The world today is evolving rapidly and Artificial Intelligence (AI) is playing a crucial role in this acceleration in almost every sector. Healthcare industry is one of the primary ones and will gain significant benefits with the application of AI. It will allow us to use the existing data to make safer and more accurate decisions which will lead to new drugs development, better and faster diagnosis, as well as to new gene therapies. Understanding the complexity and variety of datasets is key to feed the appropriate data to the AI platforms. AI applications are attracting huge investments worldwide from venture funds and tech giants in order to leverage high performance computing and vast datasets to accelerate breakthroughs in complex disease treatment. AI is leading the way during the fourth industrial revolution aside with other technologies like internet of things, blockchain, robotics and automation, 5G and quantum computing.
Large language models (LLMs) have been extensively used in translating things or creating text based on a specific subject. It has been a huge success for AI and the reason is the abundance of existing data. Every email or any kind of script can theoretically be used to improve the models and make them more accurate in creating content or predicting an answer. On the contrary, the data needed to feed the AI models in healthcare are quite limited, creating an imminent need to produce vast amounts of data. High throughput systems have been implemented more and more over the course of the years in order to address the ongoing needs of AI systems. Especially in genetics, with the cost decrease in equipment and automation, laboratories have acquired higher throughput capabilities in order to address the massive need for more data. The new trend is multiomics in order to combine information from various types of molecules like DNA, RNA, enzymes, proteins to study their interactions and build a more comprehensive picture of the disease.
AI in genetics addresses the need to analyze and interpret the genetic data in order to support research findings, accurate diagnosis and treatment selection or even development. Specifically, AI is aiding the processing and analysis of large scale genome sequencing data in an efficient way. The proper identification of variants (variant calling), their annotation with good quality scores and the variant prioritization are crucial steps in this process. Adding additional layers of omics like transcriptomics, proteomics or enzyme testing helps us create more complete datasets to feed the machine learning algorithms. Billions of dollars have been spent over the years in Minimal Residual Disease (MRD) and Multicancer Early Detection (MCED) programs showing promising results in cancer. The improvements will rely on the production of more and diversified data. A recent Nature paper addressed the clinical impact of the 100.000 genomes project in UK and the outcome was that only a few patients followed the therapeutic recommendations. This highlights the complexity of these projects and the need for more datasets which will allow the proper variant identification and with these high quality data the AI based drug discovery. Currently the amount of biological data is very limited, but serious attempts are being undertaken to innovate in scaling biological data generation.
Disease risk prediction is another very important area where AI algorithms analyze genetic data to predict an individual’s risk of developing a disease. Combined with lifestyle data, electronic health records and wearable device data it provides a more complete picture of the risks an individual is having to develop a disease like cancer, diabetes, cardiovascular, neurodegenerative and infectious diseases, as well as rare genetic disorders. It enables early intervention, personalized healthcare and better resource allocation in medical practice. The machine learning algorithms used, need to incorporate data constantly in order to improve over time, ensuring that predictions are more accurate and relevant.
Personalized medicine is one of the milestones that AI will have one of the biggest effects in the future. AI will enable personalized medicine by identifying the way a patient’s unique genetic profile is influencing the response to treatments. Key applications include genomic analysis, polygenic risk scores (PRS), drug development and repurposing, treatment optimization, pharmacogenomics and real time monitoring. The main technologies used are machine and deep learning to identify correlations and patterns in the datasets, natural language processing which extracts insights from unstructured clinical data and reinforcement learning that is learning from outcomes over time, particularly in complex and dynamic conditions like cancer.

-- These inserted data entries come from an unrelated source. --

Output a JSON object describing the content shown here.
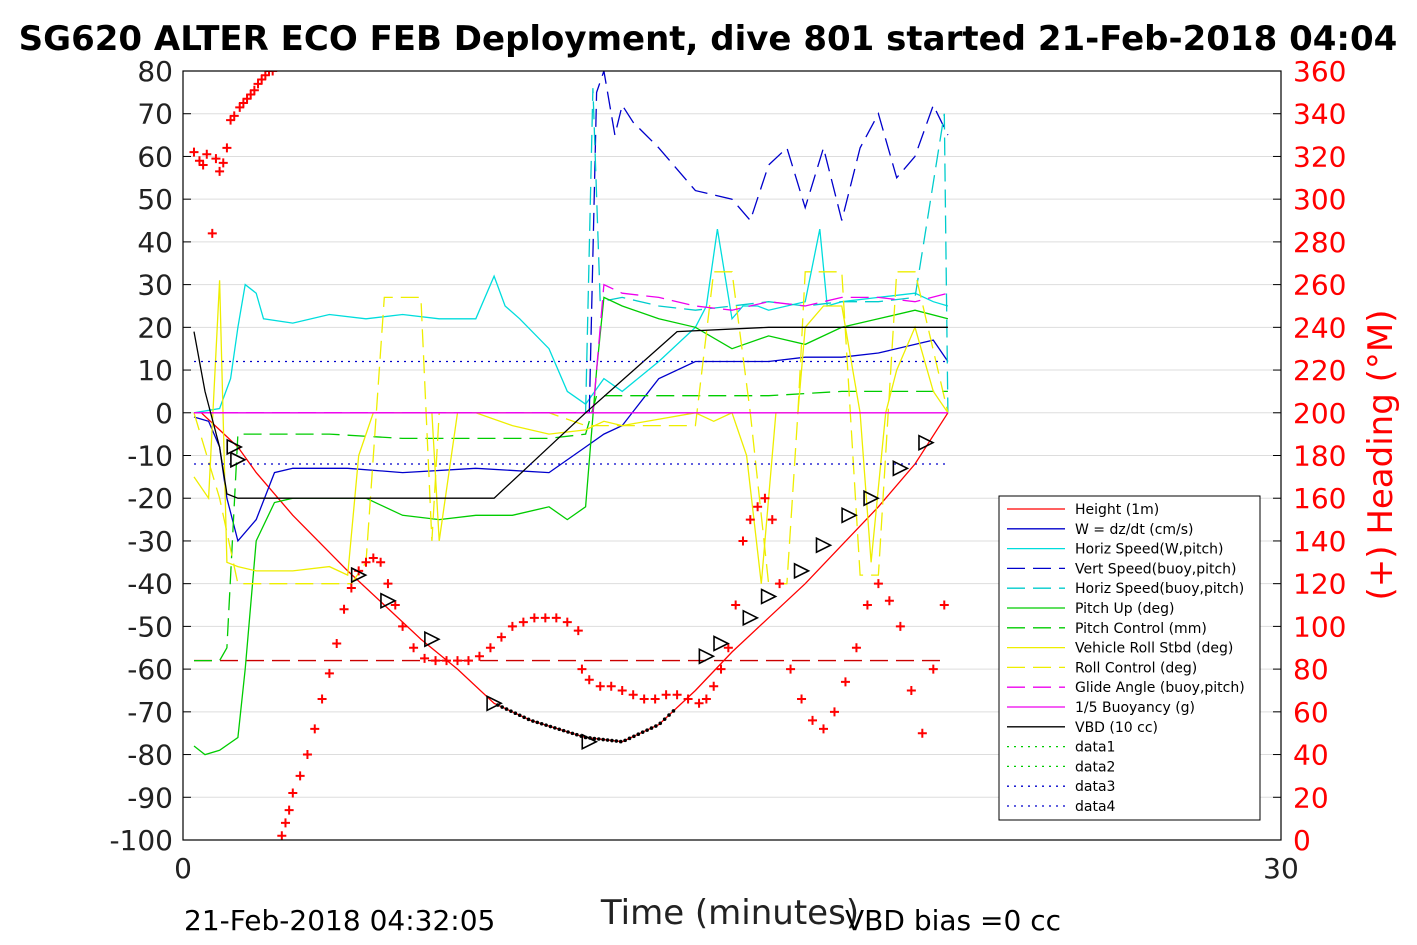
{
  "chart_data": {
    "type": "line",
    "title": "SG620 ALTER ECO FEB Deployment, dive 801 started 21-Feb-2018 04:04",
    "xlabel": "Time (minutes)",
    "ylabel": "",
    "ylabel_right": "(+) Heading (°M)",
    "xlim": [
      0,
      30
    ],
    "ylim": [
      -100,
      80
    ],
    "ylim_right": [
      0,
      360
    ],
    "x_ticks": [
      "0",
      "30"
    ],
    "y_ticks": [
      "80",
      "70",
      "60",
      "50",
      "40",
      "30",
      "20",
      "10",
      "0",
      "-10",
      "-20",
      "-30",
      "-40",
      "-50",
      "-60",
      "-70",
      "-80",
      "-90",
      "-100"
    ],
    "y_ticks_right": [
      "360",
      "340",
      "320",
      "300",
      "280",
      "260",
      "240",
      "220",
      "200",
      "180",
      "160",
      "140",
      "120",
      "100",
      "80",
      "60",
      "40",
      "20",
      "0"
    ],
    "grid": true,
    "legend_position": "bottom-right",
    "footer_left": "21-Feb-2018 04:32:05",
    "footer_right": "VBD bias =0 cc",
    "series": [
      {
        "name": "Height (1m)",
        "color": "#ff0000",
        "dash": "solid",
        "x": [
          0.5,
          1.0,
          1.5,
          2.0,
          3.0,
          4.5,
          5.5,
          6.5,
          7.5,
          8.5,
          9.5,
          11.0,
          12.0,
          13.0,
          14.0,
          15.0,
          16.0,
          17.0,
          18.0,
          19.0,
          20.0,
          20.9
        ],
        "y": [
          0,
          -4,
          -8,
          -14,
          -24,
          -37,
          -45,
          -53,
          -60,
          -68,
          -72,
          -76,
          -77,
          -73,
          -65,
          -56,
          -48,
          -40,
          -31,
          -22,
          -12,
          0
        ]
      },
      {
        "name": "W = dz/dt (cm/s)",
        "color": "#0000cc",
        "dash": "solid",
        "x": [
          0.3,
          0.7,
          1.0,
          1.2,
          1.5,
          2.0,
          2.5,
          3.0,
          4.5,
          6.0,
          8.0,
          10.0,
          11.0,
          11.5,
          12.0,
          13.0,
          14.0,
          15.0,
          16.0,
          17.0,
          18.0,
          19.0,
          20.0,
          20.5,
          20.9
        ],
        "y": [
          -1,
          -2,
          -8,
          -20,
          -30,
          -25,
          -14,
          -13,
          -13,
          -14,
          -13,
          -14,
          -8,
          -5,
          -3,
          8,
          12,
          12,
          12,
          13,
          13,
          14,
          16,
          17,
          12
        ]
      },
      {
        "name": "Horiz Speed(W,pitch)",
        "color": "#00dddd",
        "dash": "solid",
        "x": [
          0.3,
          1.0,
          1.3,
          1.5,
          1.7,
          2.0,
          2.2,
          3.0,
          4.0,
          5.0,
          6.0,
          7.0,
          8.0,
          8.5,
          8.8,
          9.2,
          10.0,
          10.5,
          11.0,
          11.5,
          12.0,
          13.0,
          14.0,
          14.3,
          14.6,
          15.0,
          15.3,
          15.7,
          16.0,
          17.0,
          17.4,
          17.6,
          18.0,
          19.0,
          20.0,
          20.5,
          20.9
        ],
        "y": [
          0,
          1,
          8,
          20,
          30,
          28,
          22,
          21,
          23,
          22,
          23,
          22,
          22,
          32,
          25,
          22,
          15,
          5,
          2,
          8,
          5,
          12,
          20,
          25,
          43,
          22,
          25,
          25,
          24,
          26,
          43,
          25,
          26,
          27,
          28,
          26,
          25
        ]
      },
      {
        "name": "Vert Speed(buoy,pitch)",
        "color": "#0000cc",
        "dash": "long",
        "x": [
          11.1,
          11.3,
          11.5,
          11.8,
          12.0,
          12.3,
          13.0,
          14.0,
          15.0,
          15.5,
          16.0,
          16.5,
          17.0,
          17.5,
          18.0,
          18.5,
          19.0,
          19.5,
          20.0,
          20.5,
          20.9
        ],
        "y": [
          0,
          75,
          80,
          65,
          72,
          68,
          62,
          52,
          50,
          45,
          58,
          62,
          48,
          62,
          45,
          62,
          70,
          55,
          60,
          72,
          65
        ]
      },
      {
        "name": "Horiz Speed(buoy,pitch)",
        "color": "#00cccc",
        "dash": "long",
        "x": [
          11.0,
          11.2,
          11.4,
          12.0,
          13.0,
          14.0,
          15.0,
          16.0,
          17.0,
          18.0,
          19.0,
          20.0,
          20.8,
          20.9
        ],
        "y": [
          0,
          76,
          26,
          27,
          25,
          24,
          25,
          26,
          25,
          26,
          26,
          27,
          70,
          0
        ]
      },
      {
        "name": "Pitch Up (deg)",
        "color": "#00cc00",
        "dash": "solid",
        "x": [
          0.3,
          0.6,
          1.0,
          1.5,
          1.7,
          2.0,
          2.5,
          3.0,
          4.0,
          5.0,
          6.0,
          7.0,
          8.0,
          9.0,
          10.0,
          10.5,
          11.0,
          11.3,
          11.5,
          12.0,
          13.0,
          14.0,
          15.0,
          16.0,
          17.0,
          18.0,
          19.0,
          20.0,
          20.9
        ],
        "y": [
          -78,
          -80,
          -79,
          -76,
          -60,
          -30,
          -21,
          -20,
          -20,
          -20,
          -24,
          -25,
          -24,
          -24,
          -22,
          -25,
          -22,
          10,
          27,
          25,
          22,
          20,
          15,
          18,
          16,
          20,
          22,
          24,
          22
        ]
      },
      {
        "name": "Pitch Control (mm)",
        "color": "#00cc00",
        "dash": "long",
        "x": [
          0.3,
          1.0,
          1.2,
          1.5,
          2.0,
          4.0,
          6.0,
          8.0,
          10.0,
          11.0,
          11.3,
          12.0,
          14.0,
          16.0,
          18.0,
          20.0,
          20.9
        ],
        "y": [
          -58,
          -58,
          -55,
          -5,
          -5,
          -5,
          -6,
          -6,
          -6,
          -5,
          4,
          4,
          4,
          4,
          5,
          5,
          5
        ]
      },
      {
        "name": "Vehicle Roll Stbd (deg)",
        "color": "#eeee00",
        "dash": "solid",
        "x": [
          0.3,
          0.7,
          1.0,
          1.2,
          1.5,
          2.0,
          3.0,
          4.0,
          4.5,
          4.8,
          5.2,
          5.5,
          6.0,
          6.5,
          6.8,
          7.0,
          7.5,
          8.0,
          9.0,
          10.0,
          11.0,
          11.5,
          12.0,
          14.0,
          14.5,
          15.0,
          15.4,
          15.8,
          16.2,
          16.5,
          16.8,
          17.0,
          17.5,
          18.0,
          18.5,
          18.8,
          19.2,
          19.5,
          20.0,
          20.5,
          20.9
        ],
        "y": [
          -15,
          -20,
          31,
          -35,
          -36,
          -37,
          -37,
          -36,
          -38,
          -10,
          0,
          0,
          0,
          0,
          0,
          -30,
          0,
          0,
          -3,
          -5,
          -4,
          -2,
          -3,
          0,
          -2,
          0,
          -10,
          -40,
          0,
          0,
          0,
          20,
          25,
          25,
          0,
          -35,
          0,
          10,
          20,
          5,
          0
        ]
      },
      {
        "name": "Roll Control (deg)",
        "color": "#eeee00",
        "dash": "long",
        "x": [
          0.3,
          1.0,
          1.5,
          2.0,
          4.0,
          4.6,
          5.0,
          5.5,
          6.0,
          6.5,
          6.8,
          7.0,
          8.0,
          10.0,
          11.0,
          12.0,
          14.0,
          14.5,
          15.0,
          15.5,
          16.0,
          16.5,
          16.8,
          17.0,
          17.5,
          18.0,
          18.5,
          19.0,
          19.5,
          20.0,
          20.9
        ],
        "y": [
          0,
          -20,
          -40,
          -40,
          -40,
          -40,
          -35,
          27,
          27,
          27,
          -30,
          0,
          0,
          0,
          -3,
          -3,
          -3,
          33,
          33,
          0,
          -40,
          -40,
          0,
          33,
          33,
          33,
          -38,
          -38,
          33,
          33,
          0
        ]
      },
      {
        "name": "Glide Angle (buoy,pitch)",
        "color": "#ee00ee",
        "dash": "long",
        "x": [
          0.3,
          5.0,
          10.0,
          11.2,
          11.5,
          12.0,
          13.0,
          14.0,
          15.0,
          16.0,
          17.0,
          18.0,
          19.0,
          20.0,
          20.9
        ],
        "y": [
          0,
          0,
          0,
          0,
          30,
          28,
          27,
          25,
          24,
          26,
          25,
          27,
          27,
          26,
          28
        ]
      },
      {
        "name": "1/5 Buoyancy (g)",
        "color": "#ee00ee",
        "dash": "solid",
        "x": [
          0.3,
          5.0,
          10.0,
          11.0,
          20.9
        ],
        "y": [
          0,
          0,
          0,
          0,
          0
        ]
      },
      {
        "name": "VBD (10 cc)",
        "color": "#000000",
        "dash": "solid",
        "x": [
          0.3,
          0.6,
          1.0,
          1.2,
          1.5,
          3.0,
          6.0,
          8.5,
          11.0,
          13.5,
          16.0,
          20.9
        ],
        "y": [
          19,
          5,
          -8,
          -19,
          -20,
          -20,
          -20,
          -20,
          0,
          19,
          20,
          20
        ]
      },
      {
        "name": "data1",
        "color": "#00cc00",
        "dash": "dot",
        "x": [],
        "y": []
      },
      {
        "name": "data2",
        "color": "#00cc00",
        "dash": "dot",
        "x": [],
        "y": []
      },
      {
        "name": "data3",
        "color": "#0000cc",
        "dash": "dot",
        "x": [
          0.3,
          20.9
        ],
        "y": [
          12,
          12
        ]
      },
      {
        "name": "data4",
        "color": "#0000cc",
        "dash": "dot",
        "x": [
          0.3,
          20.9
        ],
        "y": [
          -12,
          -12
        ]
      }
    ],
    "reference_lines": [
      {
        "color": "#cc0000",
        "dash": "long",
        "y": -58,
        "x": [
          0.3,
          20.9
        ]
      }
    ],
    "heading_points": {
      "color": "#ff0000",
      "marker": "+",
      "axis": "right",
      "x": [
        0.3,
        0.45,
        0.55,
        0.65,
        0.8,
        0.9,
        1.0,
        1.1,
        1.2,
        1.3,
        1.4,
        1.55,
        1.65,
        1.75,
        1.85,
        1.95,
        2.05,
        2.15,
        2.25,
        2.35,
        2.45,
        2.55,
        2.65,
        2.7,
        2.8,
        2.9,
        3.0,
        3.2,
        3.4,
        3.6,
        3.8,
        4.0,
        4.2,
        4.4,
        4.6,
        4.8,
        5.0,
        5.2,
        5.4,
        5.6,
        5.8,
        6.0,
        6.3,
        6.6,
        6.9,
        7.2,
        7.5,
        7.8,
        8.1,
        8.4,
        8.7,
        9.0,
        9.3,
        9.6,
        9.9,
        10.2,
        10.5,
        10.8,
        10.9,
        11.1,
        11.4,
        11.7,
        12.0,
        12.3,
        12.6,
        12.9,
        13.2,
        13.5,
        13.8,
        14.1,
        14.3,
        14.5,
        14.7,
        14.9,
        15.1,
        15.3,
        15.5,
        15.7,
        15.9,
        16.1,
        16.3,
        16.6,
        16.9,
        17.2,
        17.5,
        17.8,
        18.1,
        18.4,
        18.7,
        19.0,
        19.3,
        19.6,
        19.9,
        20.2,
        20.5,
        20.8
      ],
      "y": [
        322,
        318,
        316,
        321,
        284,
        319,
        313,
        317,
        324,
        337,
        339,
        343,
        345,
        347,
        349,
        351,
        354,
        356,
        358,
        360,
        360,
        362,
        364,
        2,
        8,
        14,
        22,
        30,
        40,
        52,
        66,
        78,
        92,
        108,
        118,
        126,
        130,
        132,
        130,
        120,
        110,
        100,
        90,
        85,
        84,
        84,
        84,
        84,
        86,
        90,
        95,
        100,
        102,
        104,
        104,
        104,
        102,
        98,
        80,
        75,
        72,
        72,
        70,
        68,
        66,
        66,
        68,
        68,
        66,
        64,
        66,
        72,
        80,
        90,
        110,
        140,
        150,
        156,
        160,
        150,
        120,
        80,
        66,
        56,
        52,
        60,
        74,
        90,
        110,
        120,
        112,
        100,
        70,
        50,
        80,
        110
      ]
    },
    "track_triangles": {
      "color": "#000000",
      "marker": "triangle-right",
      "x": [
        1.4,
        1.5,
        4.8,
        5.6,
        6.8,
        8.5,
        11.1,
        14.3,
        14.7,
        15.5,
        16.0,
        16.9,
        17.5,
        18.2,
        18.8,
        19.6,
        20.3
      ],
      "y": [
        -8,
        -11,
        -38,
        -44,
        -53,
        -68,
        -77,
        -57,
        -54,
        -48,
        -43,
        -37,
        -31,
        -24,
        -20,
        -13,
        -7
      ]
    }
  }
}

Another very promising area where AI is expected to have a huge impact is gene editing and synthetic biology through CRISPR optimization and synthetic gene design. CRISPR based gene editing will be optimized by AI models by predicting the most effective and error free sites in order to improve the outcome. Specifically, AI will improve the guide RNA (gRNA) design optimization in order to navigate the enzyme Cas9 more accurately to the target site and predict the repair mechanisms outcomes to achieve better results. In synthetic gene design, AI will allow the creation of synthetic genes and biological systems to be used in research and in therapy testing. The AI design of synthetic genes and pathways will ameliorate the gene circuits and therefore, the efficiency of the engineered biological systems. Other key benefits entail the accelerated research and development, cost reduction and enhanced therapeutic applications.

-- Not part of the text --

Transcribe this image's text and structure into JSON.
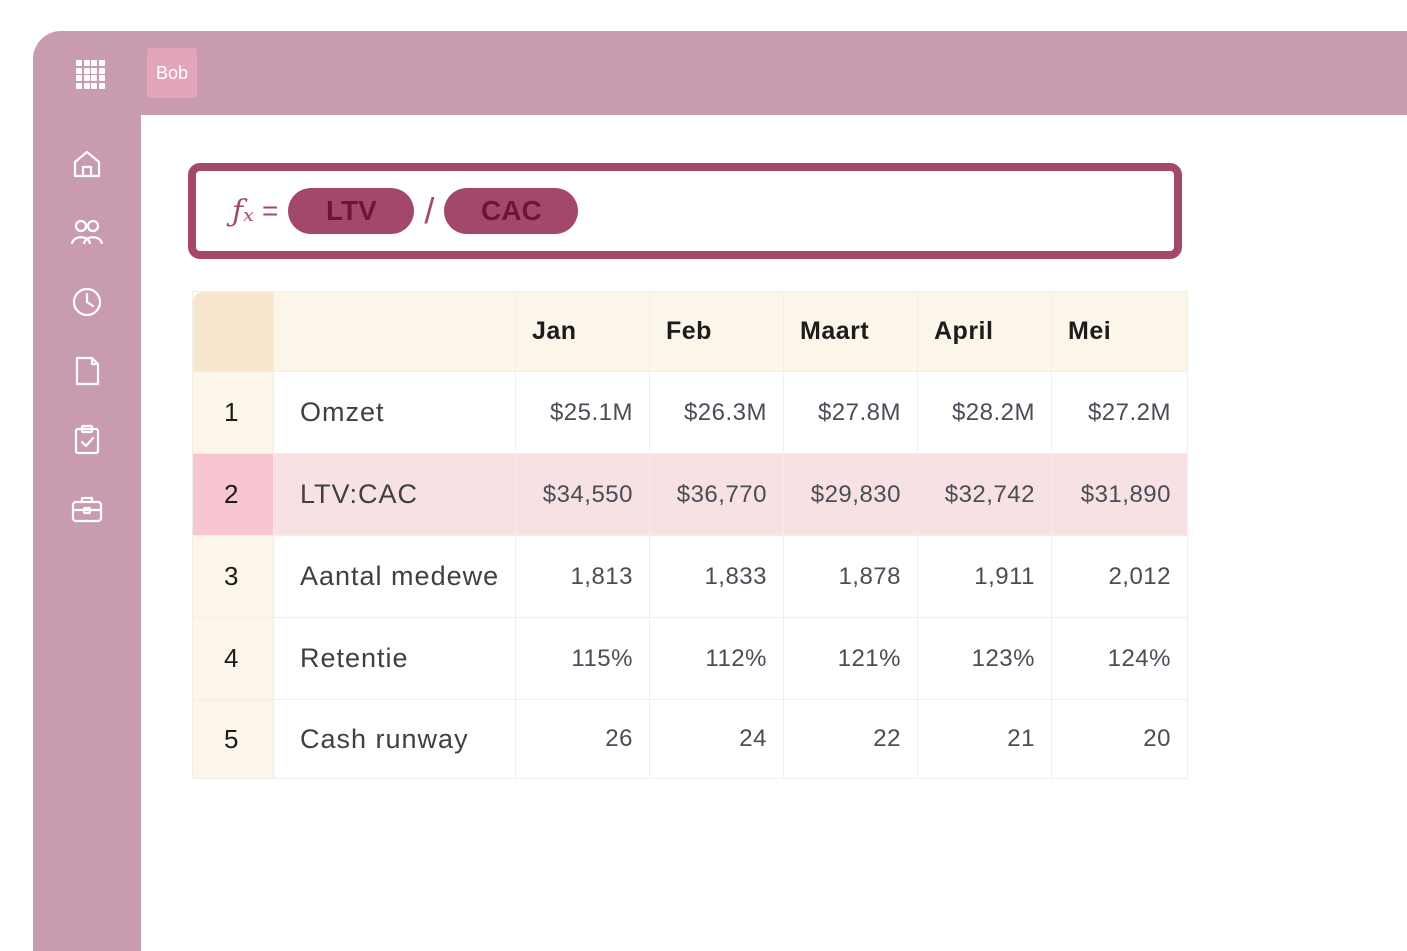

Last but not least, the ethical and social implications of the use of AI in genetics is an issue that concerns everybody around the world. The handling of the data needs to be responsible, ensuring privacy and compliance to the regulations like GDPR. AI algorithms need to be unbiased in order to avoid unequal healthcare outcomes which will ensure that healthcare professionals can trust the AI predictions and lead to general adoption. Governmental and regulatory bodies like FDA must continuously monitor the developments in AI in order for rigorous validation to be implemented.